Mal 3,1-4.23-24; Sal 24; Lc 1,57-66

Porque lo oigo en mi corazón, buscaré tu rostro: pero tú, Señor, no me lo escondas, no me deseches no me abandones (Sal 26,8-9); tú pusiste en mí el deseo de ti, es por amor de tu amor que te busco; como tú me ves a mí, aunque yo no te vea a ti, y como tú me diste el deseo de ti, y como  tuyo es todo lo que te place en mí; haz venir el perdón a tu ciego que corre hacia ti, y dale tu mano cuando en sus correteos, te ofenda. Hermosas palabras de Guillermo de Saint-Thierry, el amigo del alma de san Bernardo.

Mirad en vuestro deseo, ya viene el mensajero que anuncia la novedad, preparad sus caminos. Levantaos, alzad la cabeza, se acerca vuestra liberación. Llega el día del Señor grande y terrible. ¿Día de condena, de juicio final en el que seremos sentenciados? Día de misericordia, en el que nuestro deseo de amor recibirá la plenitud de su ser. Nuestra naturaleza comienza a reencontrarse con la plenitud con la que fue creado, aunque nosotros —¡seréis como dioses!—, hayamos correteado en las puras cegueras. No vendré a destruir la tierra, será un día de misericordia como ningún ojo había contemplado antes. El Señor nos enseña el camino a los pecadores; quienes son sus humildes, sus pobres, marchan por sendas de salvación.

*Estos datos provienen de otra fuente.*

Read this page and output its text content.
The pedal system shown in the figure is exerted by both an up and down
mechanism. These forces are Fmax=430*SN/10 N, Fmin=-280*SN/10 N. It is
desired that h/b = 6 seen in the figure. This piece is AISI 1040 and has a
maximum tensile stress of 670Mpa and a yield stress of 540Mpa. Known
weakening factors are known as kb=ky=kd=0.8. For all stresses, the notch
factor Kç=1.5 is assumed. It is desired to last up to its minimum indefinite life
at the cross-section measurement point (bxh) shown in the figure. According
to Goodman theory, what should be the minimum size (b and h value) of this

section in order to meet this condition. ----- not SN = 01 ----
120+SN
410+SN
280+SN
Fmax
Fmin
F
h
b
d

Mirad que ya llega. ¿Quién?, ¿por dónde?, ¿dónde tendremos que mirar? Al vientre de una jovencilla, María. Porque la salvación nos viene de la carne de una Virgen. Ella es la que nos va a ofrecer el Misterio de encarnación de Dios, porque, como se lo anunció el ángel, el Espíritu Santo la cubrirá con su sombra y engendrará a quien es Hijo de Dios. ¡Cuánto costó entenderlo en toda su amplitud!, pasó tiempo innúmero hasta que se pudo decir con exacto conocimiento que María es la Madre de Dios, y no un vientre alquilado. Así, Dios salva al hombre que formó del barro de la tierra. No perdemos la fragilidad, nuestro corretear desvalido, mas ahora nuestra carne alcanza, en María y su hijo, la plenitud de su ser. Salgamos sin temor, con las lámparas encendidas, al encuentro de Cristo que llega.

El Hijo quiso vivir entre nosotros, para lo que se encarnó en las puras entrañas de la Virgen María. De este modo nos hace participar de la abundancia de su misericordia.

Misterio de encarnación por el que la carne se hace divina, pues fue el Hijo quien se hizo carne. Admirable trueque. El Hijo quiso abajarse hasta la carne, en todo igual a la nuestra, menos en el pecado, para, luego, en la cruz y en el descenso a los infiernos, recoger redimida toda carne, incluso de pecado, para ascender a ofrecérsela al Padre en un acto de amor supremo. De modo que, en la resurrección de los muertos, la carne transfigurada, primero la de Cristo luego la de María, su Madre, por último, en un acto de suprema misericordia, la nuestra, carne redimida, creada a su imagen y semejanza, penetre en el seno mismo de la Trinidad Santísima, de modo que la temporalidad de la carne habita a partir de ahora en el siempre, siempre, siempre de Dios. Misterio de encarnación, por tanto, que no consiste en inmortalidad del alma —qué fácil este camino platónico, pero no hubiera tenido en cuenta la profundidad de lo que somos—, sino en la resurrección de la carne, pues la carne, ahora, ha sido divinizada en la carne del Hijo.